Compilation album by John Foxx
- Released: 4 June 2001
- Genres: New wave, electronic, synthpop
- Length: 73:04
- Labels: Music Club MCCD 454
- Producer: John Foxx,

John Foxx chronology
| In Mysterious Ways (1985) | Modern Art - the Best of John Foxx (2001) | Cathedral Oceans (1997) |

= Modern Art – The Best of John Foxx =

Modern Art - the Best of John Foxx is the title of an 18-track compilation album by British recording artist John Foxx, released on 4 June 2001.

Its issue coincided with the publication of a new album with Louis Gordon "The Pleasures of Electricity" and the re-issue of Foxx's first four solo albums on CD, Metamatic, The Garden, The Golden Section and In Mysterious Ways, all published by Edsel Records. Unlike the previous compilation, Assembly, "Modern Art" is a chronological and fairly straightforward compendium of Foxx's 1980s singles (with the exception of "20th Century" which was a B side) plus a selection of tracks covering musical output since returning to the music scene in 1997. Although the content of the album features output from all of Foxx's musical output to date, including the Cathedral Oceans ambient project, the cover art uses photographs of Foxx from his relatively short Metamatic era.

==Track listing==
1. Underpass
2. No-One Driving
3. Burning Car
4. 20th Century
5. Miles Away
6. Europe After The Rain
7. Dancing Like A Gun
8. Endlessly
9. Your Dress
10. Like A Miracle
11. Stars On Fire
12. Enter The Angel
13. Sunset Rising
14. The Noise
15. Nightlife
16. Shifting City
17. My Face
18. He's A Liquid

Tracks 1–12: all single edits or remixes. This version of "Endlessly" is the original 1982 single version, not the 1983 version featured on the previous Assembly compilation.

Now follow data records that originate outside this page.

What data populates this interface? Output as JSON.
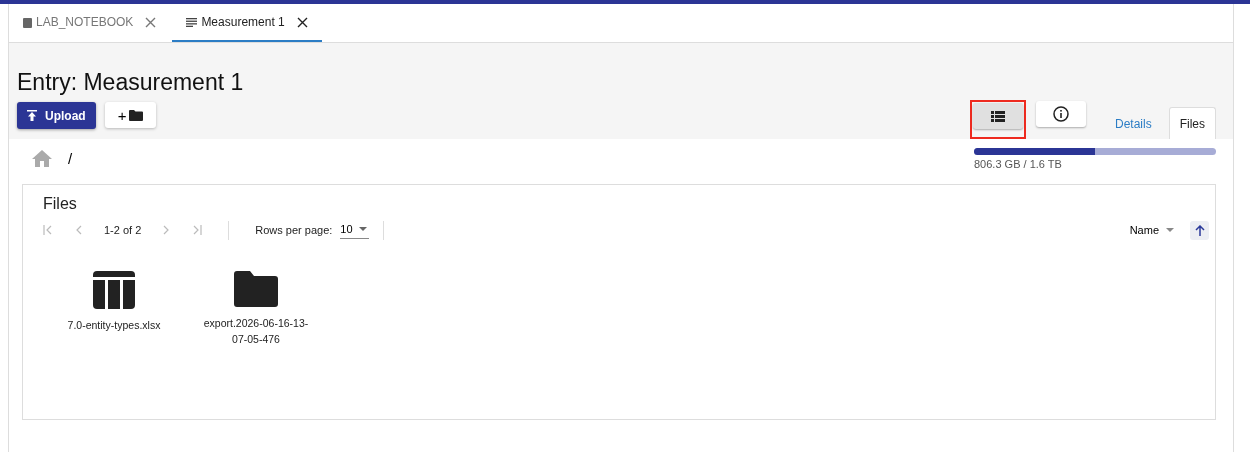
{
  "tabs": [
    {
      "kind": "notebook",
      "label": "LAB_NOTEBOOK",
      "selected": false
    },
    {
      "kind": "entry",
      "label": "Measurement 1",
      "selected": true
    }
  ],
  "title": "Entry: Measurement 1",
  "toolbar": {
    "upload_label": "Upload",
    "new_folder_label": "+"
  },
  "view_buttons": [
    {
      "kind": "list",
      "selected": true,
      "highlighted": true
    },
    {
      "kind": "info",
      "selected": false,
      "highlighted": false
    }
  ],
  "side_tabs": [
    {
      "label": "Details",
      "selected": false
    },
    {
      "label": "Files",
      "selected": true
    }
  ],
  "breadcrumb": "/",
  "storage": {
    "level": 0.5,
    "reading": "806.3 GB / 1.6 TB"
  },
  "files_panel": {
    "title": "Files",
    "range": "1-2 of 2",
    "rows_label": "Rows per page:",
    "rows_value": "10",
    "sort_label": "Name",
    "items": [
      {
        "kind": "spreadsheet",
        "name": "7.0-entity-types.xlsx"
      },
      {
        "kind": "folder",
        "name": "export.2026-06-16-13-07-05-476"
      }
    ]
  }
}
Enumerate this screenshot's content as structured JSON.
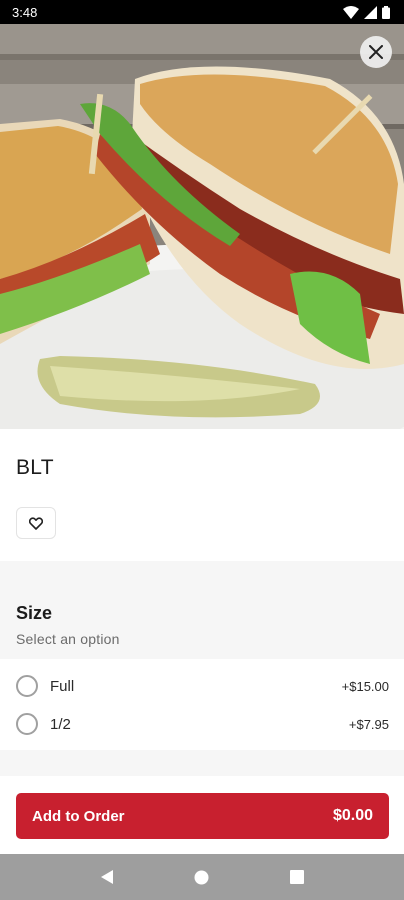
{
  "status_bar": {
    "time": "3:48",
    "icons": [
      "wifi-icon",
      "signal-icon",
      "battery-icon"
    ]
  },
  "hero": {
    "image": "blt-sandwich-photo",
    "close_icon": "close-icon"
  },
  "item": {
    "title": "BLT",
    "favorite_icon": "heart-outline-icon"
  },
  "size": {
    "heading": "Size",
    "subheading": "Select an option",
    "options": [
      {
        "label": "Full",
        "price": "+$15.00"
      },
      {
        "label": "1/2",
        "price": "+$7.95"
      }
    ]
  },
  "cta": {
    "label": "Add to Order",
    "total": "$0.00"
  },
  "nav": {
    "buttons": [
      "back-icon",
      "home-icon",
      "recents-icon"
    ]
  },
  "colors": {
    "accent": "#c8202f",
    "section_bg": "#f6f6f6",
    "nav_bg": "#9e9e9e"
  }
}
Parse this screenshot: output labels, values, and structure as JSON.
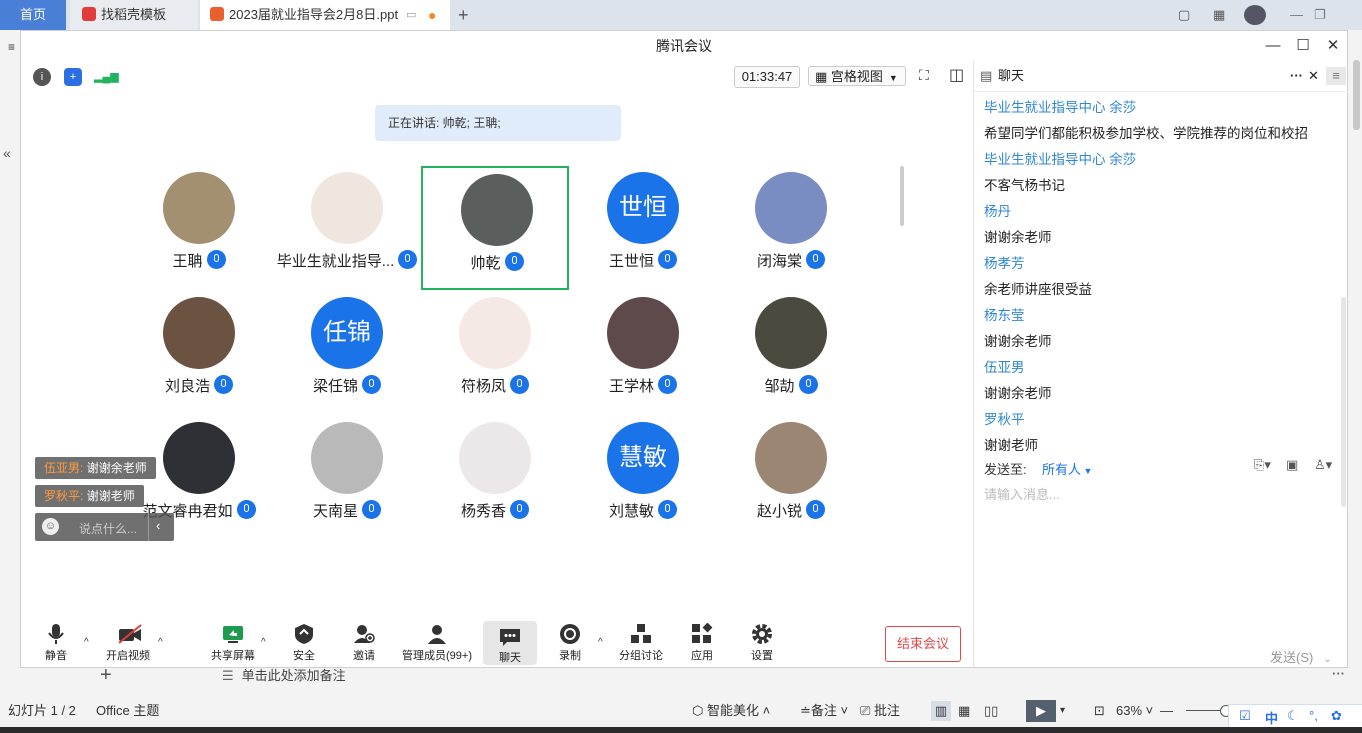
{
  "tabs": {
    "home": "首页",
    "template": "找稻壳模板",
    "ppt": "2023届就业指导会2月8日.ppt",
    "add": "+"
  },
  "meeting": {
    "title": "腾讯会议",
    "timer": "01:33:47",
    "view_mode": "宫格视图",
    "speaking": "正在讲话: 帅乾; 王聃;",
    "participants": [
      {
        "name": "王聃",
        "avatar_type": "photo",
        "color": "#a39070"
      },
      {
        "name": "毕业生就业指导...",
        "avatar_type": "photo",
        "color": "#f0e6e0"
      },
      {
        "name": "帅乾",
        "avatar_type": "photo",
        "color": "#5a5f5e"
      },
      {
        "name": "王世恒",
        "avatar_type": "text",
        "avatar_text": "世恒"
      },
      {
        "name": "闭海棠",
        "avatar_type": "photo",
        "color": "#7a8dc2"
      },
      {
        "name": "刘良浩",
        "avatar_type": "photo",
        "color": "#6b5241"
      },
      {
        "name": "梁任锦",
        "avatar_type": "text",
        "avatar_text": "任锦"
      },
      {
        "name": "符杨凤",
        "avatar_type": "photo",
        "color": "#f5e9e6"
      },
      {
        "name": "王学林",
        "avatar_type": "photo",
        "color": "#5e4a4a"
      },
      {
        "name": "邹劼",
        "avatar_type": "photo",
        "color": "#4b4a3e"
      },
      {
        "name": "范文睿冉君如",
        "avatar_type": "photo",
        "color": "#2e3035"
      },
      {
        "name": "天南星",
        "avatar_type": "photo",
        "color": "#b9b9b9"
      },
      {
        "name": "杨秀香",
        "avatar_type": "photo",
        "color": "#ece8ea"
      },
      {
        "name": "刘慧敏",
        "avatar_type": "text",
        "avatar_text": "慧敏"
      },
      {
        "name": "赵小锐",
        "avatar_type": "photo",
        "color": "#9a8672"
      }
    ],
    "float_chat": [
      {
        "name": "伍亚男:",
        "text": "谢谢余老师"
      },
      {
        "name": "罗秋平:",
        "text": "谢谢老师"
      }
    ],
    "say_placeholder": "说点什么...",
    "toolbar": {
      "mute": "静音",
      "video": "开启视频",
      "share": "共享屏幕",
      "security": "安全",
      "invite": "邀请",
      "members": "管理成员(99+)",
      "chat": "聊天",
      "record": "录制",
      "breakout": "分组讨论",
      "apps": "应用",
      "settings": "设置",
      "end": "结束会议"
    }
  },
  "chat": {
    "title": "聊天",
    "messages": [
      {
        "type": "name",
        "text": "毕业生就业指导中心 余莎"
      },
      {
        "type": "text",
        "text": "希望同学们都能积极参加学校、学院推荐的岗位和校招"
      },
      {
        "type": "name",
        "text": "毕业生就业指导中心 余莎"
      },
      {
        "type": "text",
        "text": "不客气杨书记"
      },
      {
        "type": "name",
        "text": "杨丹"
      },
      {
        "type": "text",
        "text": "谢谢余老师"
      },
      {
        "type": "name",
        "text": "杨孝芳"
      },
      {
        "type": "text",
        "text": "余老师讲座很受益"
      },
      {
        "type": "name",
        "text": "杨东莹"
      },
      {
        "type": "text",
        "text": "谢谢余老师"
      },
      {
        "type": "name",
        "text": "伍亚男"
      },
      {
        "type": "text",
        "text": "谢谢余老师"
      },
      {
        "type": "name",
        "text": "罗秋平"
      },
      {
        "type": "text",
        "text": "谢谢老师"
      }
    ],
    "send_to_label": "发送至:",
    "send_to_value": "所有人",
    "input_placeholder": "请输入消息...",
    "send_button": "发送(S)"
  },
  "ppt": {
    "notes_placeholder": "单击此处添加备注",
    "slide_info": "幻灯片 1 / 2",
    "theme": "Office 主题",
    "beautify": "智能美化",
    "notes_btn": "备注",
    "comments_btn": "批注",
    "zoom": "63%"
  },
  "ime": {
    "lang": "中"
  }
}
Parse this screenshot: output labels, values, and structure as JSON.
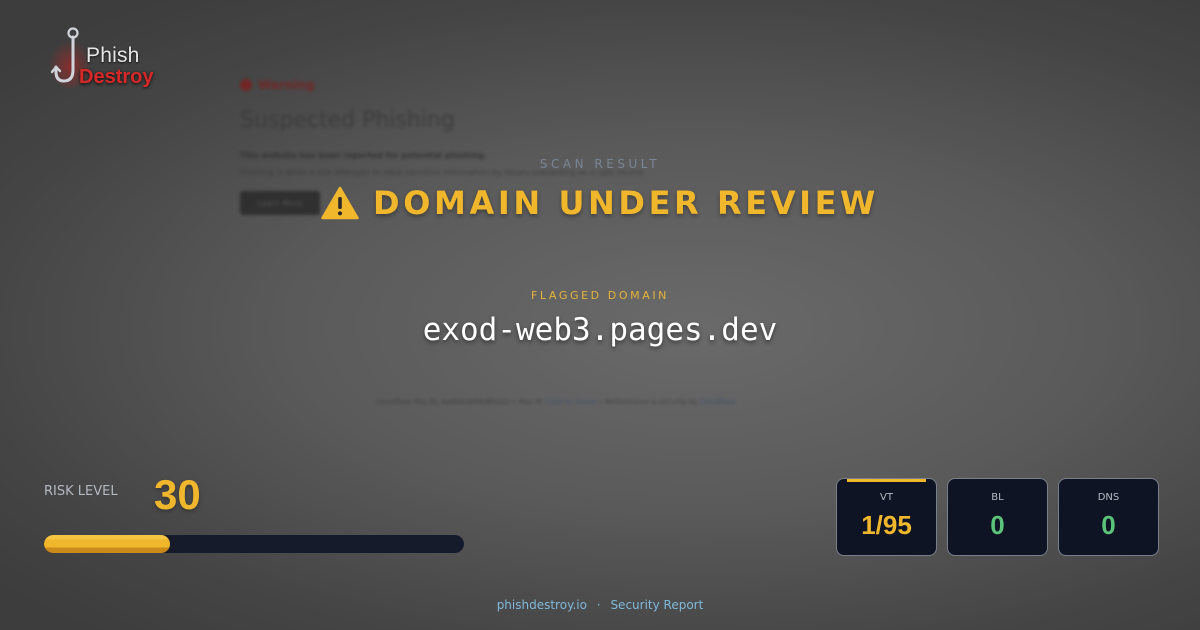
{
  "background_page": {
    "warning_label": "Warning",
    "title": "Suspected Phishing",
    "line1": "This website has been reported for potential phishing.",
    "line2": "Phishing is when a site attempts to steal sensitive information by falsely presenting as a safe source.",
    "button_label": "Learn More",
    "footer_prefix": "Cloudflare Ray ID: 8a8b8c8d9e9f0a1b",
    "footer_mid": "•  Your IP:",
    "footer_link1": "Click to reveal",
    "footer_mid2": "•  Performance & security by",
    "footer_link2": "Cloudflare"
  },
  "logo": {
    "line1": "Phish",
    "line2": "Destroy"
  },
  "scan": {
    "label": "SCAN RESULT",
    "status_icon": "warning-triangle-icon",
    "headline": "DOMAIN UNDER REVIEW"
  },
  "flagged": {
    "label": "FLAGGED DOMAIN",
    "domain": "exod-web3.pages.dev"
  },
  "risk": {
    "label": "RISK LEVEL",
    "value": "30",
    "fraction": 0.3
  },
  "stats": [
    {
      "label": "VT",
      "value": "1/95",
      "color": "#f0b72c",
      "highlight": true
    },
    {
      "label": "BL",
      "value": "0",
      "color": "#5cc47a",
      "highlight": false
    },
    {
      "label": "DNS",
      "value": "0",
      "color": "#5cc47a",
      "highlight": false
    }
  ],
  "footer": {
    "site": "phishdestroy.io",
    "separator": "·",
    "report": "Security Report"
  },
  "colors": {
    "accent": "#f0b72c",
    "safe": "#5cc47a",
    "danger": "#d62828",
    "card_bg": "#0e1424"
  }
}
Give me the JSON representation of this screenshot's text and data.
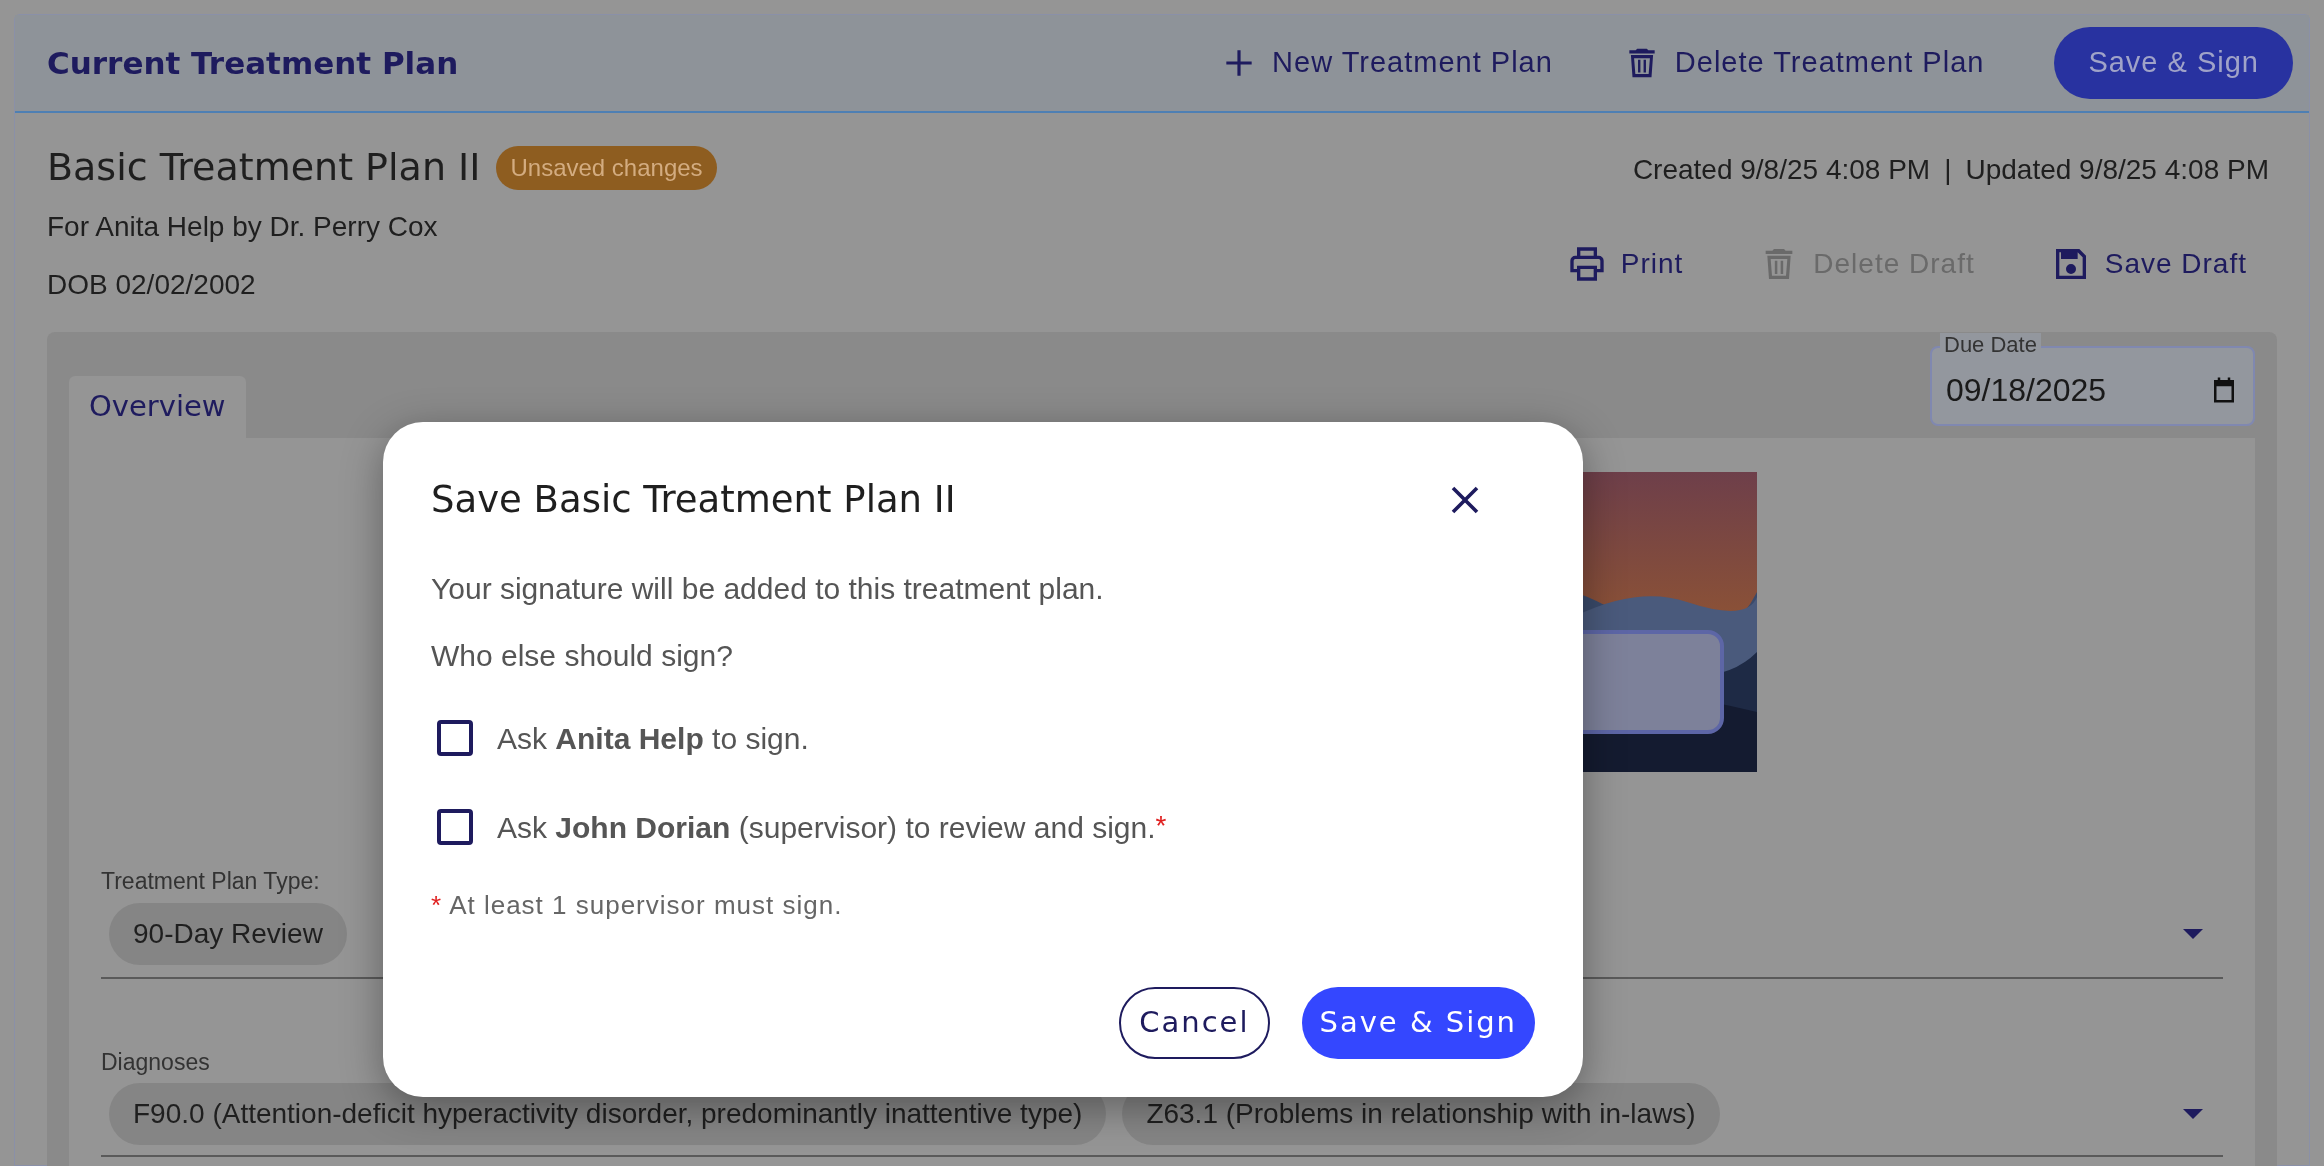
{
  "header": {
    "title": "Current Treatment Plan",
    "actions": [
      {
        "label": "New Treatment Plan",
        "kind": "plus"
      },
      {
        "label": "Delete Treatment Plan",
        "kind": "trash"
      }
    ],
    "primary_button": "Save & Sign"
  },
  "plan": {
    "title": "Basic Treatment Plan II",
    "badge": "Unsaved changes",
    "subtitle": "For Anita Help by Dr. Perry Cox",
    "dob": "DOB 02/02/2002",
    "created": "Created 9/8/25 4:08 PM",
    "separator": "|",
    "updated": "Updated 9/8/25 4:08 PM"
  },
  "draft_actions": [
    {
      "label": "Print",
      "kind": "print",
      "disabled": false
    },
    {
      "label": "Delete Draft",
      "kind": "trash",
      "disabled": true
    },
    {
      "label": "Save Draft",
      "kind": "save",
      "disabled": false
    }
  ],
  "tabs": [
    {
      "label": "Overview",
      "selected": true
    }
  ],
  "due_date": {
    "label": "Due Date",
    "value": "09/18/2025"
  },
  "treatment_plan_type": {
    "label": "Treatment Plan Type:",
    "chips": [
      "90-Day Review"
    ]
  },
  "diagnoses": {
    "label": "Diagnoses",
    "chips": [
      "F90.0 (Attention-deficit hyperactivity disorder, predominantly inattentive type)",
      "Z63.1 (Problems in relationship with in-laws)"
    ]
  },
  "dialog": {
    "title": "Save Basic Treatment Plan II",
    "message": "Your signature will be added to this treatment plan.",
    "question": "Who else should sign?",
    "options": [
      {
        "text": "Ask **Anita Help** to sign.",
        "checked": false
      },
      {
        "text": "Ask **John Dorian** (supervisor) to review and sign.",
        "checked": false,
        "required_mark": "*"
      }
    ],
    "note": {
      "mark": "*",
      "text": "At least 1 supervisor must sign."
    },
    "buttons": [
      {
        "label": "Cancel",
        "kind": "outline"
      },
      {
        "label": "Save & Sign",
        "kind": "primary"
      }
    ]
  }
}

"Nightlife" is stated as being from The Pleasures of Electricity, even though said album had yet to be published.

This version of "Shifting City" is the live in the studio version as appears on the "Subterranean Omnidelic Exotour" album.

The final two tracks are previously rare 'bonus' tracks, namely My Face, released on 2 October 1980 as a flexi-disc only with Smash Hits magazine, and an alternative version of the Metamatic track "He's A Liquid", the B-side to the Underpass promotional-only 12-inch single.